Сам я на какое-то время останусь здесь, но остальную семью пошлю в Крым вслед за вами. Я выдвинул мою кандидатуру в члены Учредительного собрания. Выборы его состоятся в назначенный срок. Большевики слабы и власть удержать не сумеют. Милюков шутит, что митингуют они стоя, а не сидя, чтобы легче было разбегаться.
Отец усмехнулся, но по глазам его я понял, что сам он думает иначе.
На следующий день он провожал нас на Николаевском вокзале.

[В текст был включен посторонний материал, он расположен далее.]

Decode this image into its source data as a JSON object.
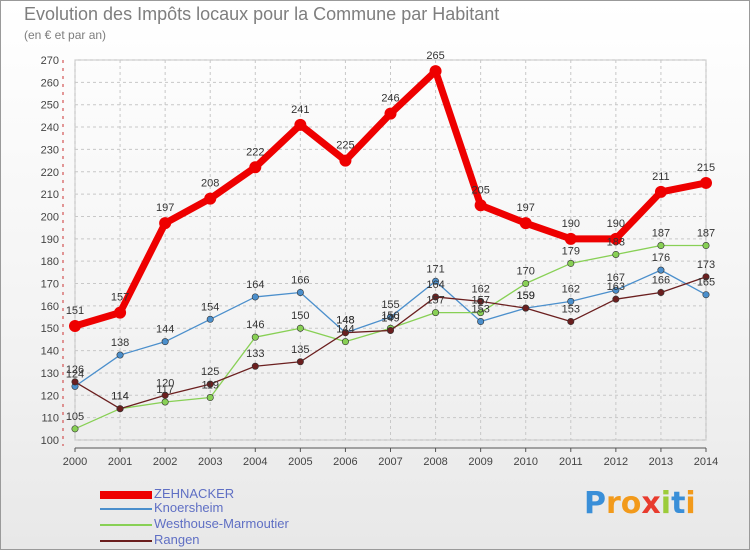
{
  "header": {
    "title": "Evolution des Impôts locaux pour la Commune par Habitant",
    "subtitle": "(en € et par an)"
  },
  "logo": {
    "text": "Proxiti"
  },
  "chart_data": {
    "type": "line",
    "x": [
      2000,
      2001,
      2002,
      2003,
      2004,
      2005,
      2006,
      2007,
      2008,
      2009,
      2010,
      2011,
      2012,
      2013,
      2014
    ],
    "ylim": [
      100,
      270
    ],
    "yticks": [
      100,
      110,
      120,
      130,
      140,
      150,
      160,
      170,
      180,
      190,
      200,
      210,
      220,
      230,
      240,
      250,
      260,
      270
    ],
    "grid": true,
    "legend_position": "bottom-left",
    "series": [
      {
        "name": "ZEHNACKER",
        "color": "#ee0000",
        "values": [
          151,
          157,
          197,
          208,
          222,
          241,
          225,
          246,
          265,
          205,
          197,
          190,
          190,
          211,
          215
        ]
      },
      {
        "name": "Knoersheim",
        "color": "#4b8fcc",
        "values": [
          124,
          138,
          144,
          154,
          164,
          166,
          148,
          155,
          171,
          153,
          159,
          162,
          167,
          176,
          165
        ]
      },
      {
        "name": "Westhouse-Marmoutier",
        "color": "#88d055",
        "values": [
          105,
          114,
          117,
          119,
          146,
          150,
          144,
          150,
          157,
          157,
          170,
          179,
          183,
          187,
          187
        ]
      },
      {
        "name": "Rangen",
        "color": "#6b1f1f",
        "values": [
          126,
          114,
          120,
          125,
          133,
          135,
          148,
          149,
          164,
          162,
          159,
          153,
          163,
          166,
          173
        ]
      }
    ]
  }
}
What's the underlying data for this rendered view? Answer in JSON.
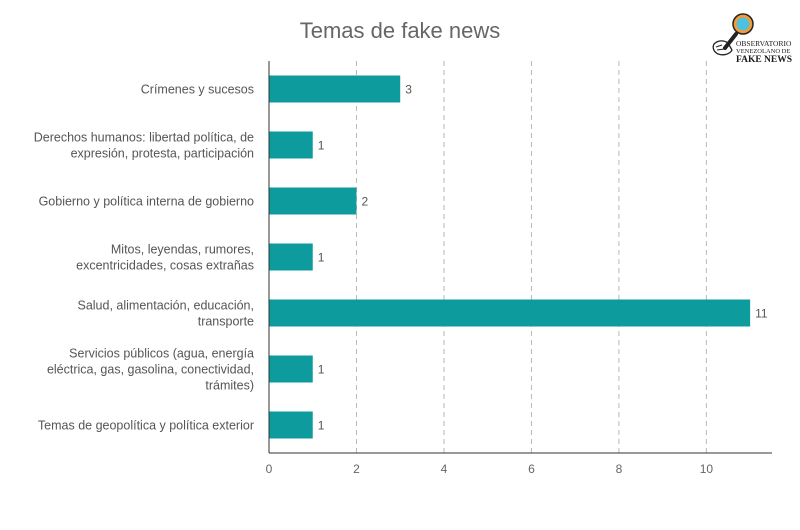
{
  "logo": {
    "line1": "OBSERVATORIO",
    "line2": "VENEZOLANO DE",
    "line3": "FAKE NEWS"
  },
  "chart_data": {
    "type": "bar",
    "orientation": "horizontal",
    "title": "Temas de fake news",
    "xlabel": "",
    "ylabel": "",
    "categories": [
      [
        "Crímenes y sucesos"
      ],
      [
        "Derechos humanos: libertad política, de",
        "expresión, protesta, participación"
      ],
      [
        "Gobierno y política interna de gobierno"
      ],
      [
        "Mitos, leyendas, rumores,",
        "excentricidades, cosas extrañas"
      ],
      [
        "Salud, alimentación, educación,",
        "transporte"
      ],
      [
        "Servicios públicos (agua, energía",
        "eléctrica, gas, gasolina, conectividad,",
        "trámites)"
      ],
      [
        "Temas de geopolítica y política exterior"
      ]
    ],
    "values": [
      3,
      1,
      2,
      1,
      11,
      1,
      1
    ],
    "xlim": [
      0,
      11.5
    ],
    "xticks": [
      0,
      2,
      4,
      6,
      8,
      10
    ],
    "grid": "vertical-dashed",
    "legend": "none",
    "colors": {
      "bar": "#0d9b9e",
      "grid": "#b8b8b8",
      "axis": "#333333"
    }
  }
}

Отправление поезда задерживалось, отец сидел за столиком вокзального ресторана, пил кофе и набрасывал своим текучим почерком статью, надежды на публикацию которой — поскольку большевики уже закрыли все либеральные газеты — представлялись такими же сомнительными, как отправление нашего экспресса.
Чтобы отвлечься от мыслей о происходящем, я стал наблюдать, прислонясь к колонне, за голубями, сидевшими высоко над нами на железных балках. Иногда один из них срывался, шумно хлопая крыльями, с места, описывал неторопливый круг и возвращался к своим компаньонам, — как я завидовал этим заурядным птицам, которых не трогали глупости, творимые под ними люди. Мне и на миг не пришло в голову, что я никогда больше не увижу Санкт-Петербурга, что эта унылая картинка — голуби сырого и холодного Николаевского вокзала — станет одним из самых последних моих воспоминаний о доме. Несколько неспокойных недель, думал я, — и все рассосется. Отец позаботится об этом. И казалось, что его деловито бегавший по бумаге карандаш обещал нам никак не меньшее.